Учил нас, если можно так выразиться, туберкулезу. Предмет был такой: Туберкулез. Мы все вздрагивали: вдруг научимся? Тем более, что завкафедрой нам намекала на лекции: "При этом заболевании бывает покашливание... вот точно такое, как сейчас покашляли, на заднем ряду".
Хочется что-нибудь про доцента Афанасьева рассказать хорошее - и вроде как нечего, а жаль. Плохое-то всегда тут как тут.
Все ему было по светлому и солнечному сараю. Учил он нас очень добросовестно, все объяснял легко и просто, никого не тиранил, отметок не ставил. Объясняя какое-нибудь лечение, заканчивал с неизменной улыбкой и поднятым пальцем: "И... санитарно-гигиенический режим".
Повторяя это в пятый раз, торжествующе вставлял слово "конечно".
После чего расплывался еще радостнее, совсем сыто. Он знал, что нам до этого режима. И какой вокруг режим.
И, конечно, на отвлеченные темы любил порассуждать.
В апреле 1985 года Генеральный Горби учинил пленум, где поставил задачи. Туберкулез каким-то образом стал поводом их обсудить.

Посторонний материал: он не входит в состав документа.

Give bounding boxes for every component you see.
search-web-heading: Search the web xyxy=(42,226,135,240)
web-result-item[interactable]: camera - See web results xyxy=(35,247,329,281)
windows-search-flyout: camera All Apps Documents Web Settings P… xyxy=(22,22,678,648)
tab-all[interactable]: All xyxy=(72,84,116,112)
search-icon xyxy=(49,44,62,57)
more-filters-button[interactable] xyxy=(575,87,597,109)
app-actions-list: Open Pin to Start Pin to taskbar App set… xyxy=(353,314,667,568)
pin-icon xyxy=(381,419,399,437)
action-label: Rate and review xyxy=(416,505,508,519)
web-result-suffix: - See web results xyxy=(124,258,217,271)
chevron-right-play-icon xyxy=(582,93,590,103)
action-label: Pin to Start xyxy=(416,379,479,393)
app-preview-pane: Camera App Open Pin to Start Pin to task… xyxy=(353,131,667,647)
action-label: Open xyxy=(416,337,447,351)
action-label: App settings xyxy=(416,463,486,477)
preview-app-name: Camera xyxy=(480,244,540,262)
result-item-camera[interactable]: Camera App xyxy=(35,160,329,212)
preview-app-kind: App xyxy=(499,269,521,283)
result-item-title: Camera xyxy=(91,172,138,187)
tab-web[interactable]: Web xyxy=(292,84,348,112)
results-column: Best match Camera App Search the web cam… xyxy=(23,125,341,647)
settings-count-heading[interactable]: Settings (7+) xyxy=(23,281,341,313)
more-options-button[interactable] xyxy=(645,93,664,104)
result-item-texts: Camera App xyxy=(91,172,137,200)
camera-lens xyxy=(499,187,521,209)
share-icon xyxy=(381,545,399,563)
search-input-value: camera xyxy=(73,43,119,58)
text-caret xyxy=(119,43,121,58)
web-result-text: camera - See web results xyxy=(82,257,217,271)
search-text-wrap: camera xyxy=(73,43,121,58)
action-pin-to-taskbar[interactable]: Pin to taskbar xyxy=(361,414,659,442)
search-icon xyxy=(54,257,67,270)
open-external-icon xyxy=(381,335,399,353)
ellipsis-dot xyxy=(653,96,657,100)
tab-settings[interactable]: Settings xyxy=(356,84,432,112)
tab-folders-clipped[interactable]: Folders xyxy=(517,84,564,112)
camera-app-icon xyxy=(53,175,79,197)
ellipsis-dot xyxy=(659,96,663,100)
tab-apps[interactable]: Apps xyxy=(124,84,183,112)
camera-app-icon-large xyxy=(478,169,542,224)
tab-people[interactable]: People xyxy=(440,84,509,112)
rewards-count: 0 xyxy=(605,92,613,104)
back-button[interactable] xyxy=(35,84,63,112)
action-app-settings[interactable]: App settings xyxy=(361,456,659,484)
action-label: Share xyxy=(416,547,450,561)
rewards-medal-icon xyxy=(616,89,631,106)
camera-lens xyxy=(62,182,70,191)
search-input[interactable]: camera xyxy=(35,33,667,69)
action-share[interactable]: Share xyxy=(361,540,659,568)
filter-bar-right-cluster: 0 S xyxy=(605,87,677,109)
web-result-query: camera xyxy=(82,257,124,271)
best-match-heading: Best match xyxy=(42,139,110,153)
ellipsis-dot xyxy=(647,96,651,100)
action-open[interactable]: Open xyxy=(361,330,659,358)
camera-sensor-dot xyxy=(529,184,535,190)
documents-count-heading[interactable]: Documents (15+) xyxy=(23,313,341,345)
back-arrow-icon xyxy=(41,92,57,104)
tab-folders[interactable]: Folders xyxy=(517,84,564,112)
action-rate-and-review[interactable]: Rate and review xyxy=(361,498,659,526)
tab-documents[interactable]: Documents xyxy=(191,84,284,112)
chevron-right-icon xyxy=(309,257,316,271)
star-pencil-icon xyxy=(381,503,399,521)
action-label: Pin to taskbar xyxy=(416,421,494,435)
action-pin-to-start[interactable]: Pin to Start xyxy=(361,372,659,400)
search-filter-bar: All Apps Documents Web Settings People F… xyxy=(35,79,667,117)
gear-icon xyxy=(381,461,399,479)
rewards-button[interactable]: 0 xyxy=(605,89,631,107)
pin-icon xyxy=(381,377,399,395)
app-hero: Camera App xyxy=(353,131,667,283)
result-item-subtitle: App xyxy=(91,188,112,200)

- Они собираются сделать революцию, - ласково улыбался Афанасьев. Ему было видно нечто покойное и тихое, далекое от всех революций. - Революцию. Вы знаете, что у нас в 17-м году была революция? Ну вот.
Потом, после очередной политинформации, сказал еще так:
- Я не понимаю, зачем важных деятелей провожают в аэропорту. Вот я, например, поехал бы на вокзал - вы меня станете провожать? Да мне и не надо. Ну, может быть, чемодан донести, кому-то одному.